When all this was over she was very angry with herself for the anxiety she had expressed about Tregear. This Mr. Longstaff was, she thought, exactly the man to report all she had said in the public room at the club. But she had been annoyed by what she had heard as to her friend. She knew that he of all men should keep himself free from such follies. Those others had, as it were, a right to make fools of themselves. It had seemed so natural that the young men of her own class should dissipate their fortunes and their reputations by every kind of extravagance! Her father had done so, and she had never even ventured to hope that her brother would not follow her father's example. But Tregear, if he gave way to such follies as these, would soon fall headlong into a pit from which there would be no escape. And if he did fall, she knew herself well enough to be aware that she could not stifle, nor even conceal, the misery which this would occasion her. As long as he stood well before the world she would be well able to assume indifference. But were he to be precipitated into some bottomless misfortunes then she could only throw herself after him. She could see him marry, and smile,—and perhaps even like his wife. And while he was doing so, she could also marry, and resolve that the husband whom she took should be made to think that he had a loving wife. But were Frank to die,—then must she fall upon his body as though he had been known by all the world to be her lover. Something of this feeling came upon her now, when she heard that he had been betting and had been unfortunate. She had been unable so to subdue herself as to seem to be perfectly careless about it. She had begun by saying that she had not believed it;—but she had believed it. It was so natural that Tregear should have done as the others did with whom he lived! But then the misfortune would be to him so terrible,—so irremediable! The reader, however, may as well know at once that there was not a word of truth in the assertion.

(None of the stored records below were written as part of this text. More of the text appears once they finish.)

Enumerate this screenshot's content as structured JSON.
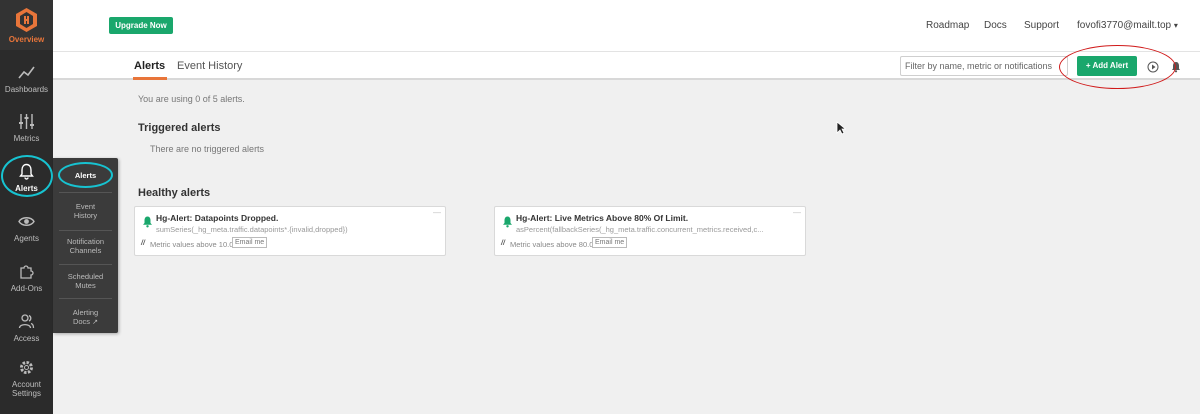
{
  "sidebar": {
    "logo_label": "Overview",
    "items": [
      {
        "label": "Dashboards",
        "icon": "chart-line-icon"
      },
      {
        "label": "Metrics",
        "icon": "sliders-icon"
      },
      {
        "label": "Alerts",
        "icon": "bell-icon"
      },
      {
        "label": "Agents",
        "icon": "eye-icon"
      },
      {
        "label": "Add-Ons",
        "icon": "puzzle-icon"
      },
      {
        "label": "Access",
        "icon": "users-icon"
      },
      {
        "label": "Account Settings",
        "icon": "gear-icon"
      }
    ]
  },
  "flyout": {
    "items": [
      "Alerts",
      "Event History",
      "Notification Channels",
      "Scheduled Mutes",
      "Alerting Docs"
    ]
  },
  "header": {
    "upgrade_label": "Upgrade Now",
    "links": [
      "Roadmap",
      "Docs",
      "Support"
    ],
    "user_email": "fovofi3770@mailt.top"
  },
  "tabs": [
    "Alerts",
    "Event History"
  ],
  "toolbar": {
    "filter_placeholder": "Filter by name, metric or notifications",
    "add_alert_label": "+ Add Alert"
  },
  "main": {
    "usage_text": "You are using 0 of 5 alerts.",
    "triggered_title": "Triggered alerts",
    "triggered_empty": "There are no triggered alerts",
    "healthy_title": "Healthy alerts",
    "cards": [
      {
        "title": "Hg-Alert: Datapoints Dropped.",
        "query": "sumSeries(_hg_meta.traffic.datapoints*.{invalid,dropped})",
        "condition": "Metric values above 10.0",
        "notify": "Email me"
      },
      {
        "title": "Hg-Alert: Live Metrics Above 80% Of Limit.",
        "query": "asPercent(fallbackSeries(_hg_meta.traffic.concurrent_metrics.received,c...",
        "condition": "Metric values above 80.0",
        "notify": "Email me"
      }
    ]
  },
  "colors": {
    "brand_orange": "#e8753a",
    "accent_green": "#1aa76c",
    "sidebar_bg": "#2b2b2b",
    "annotation_red": "#d01a1a",
    "annotation_cyan": "#17c3d1"
  }
}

After the dinner she went home alone. There were other festivities to be attended, had she pleased to attend them; and poor Miss Cassewary was dressed ready to go with her as chaperone;—but Miss Cassewary was quite satisfied to be allowed to go to bed in lieu of Mrs. Montacute Jones's great ball. And she had gone to her bedroom when Lady Mabel went to her. "I am glad you are alone," she said, "because I want to speak to you."

"Is anything wrong?"

"Everything is wrong. Papa says he must give up this house."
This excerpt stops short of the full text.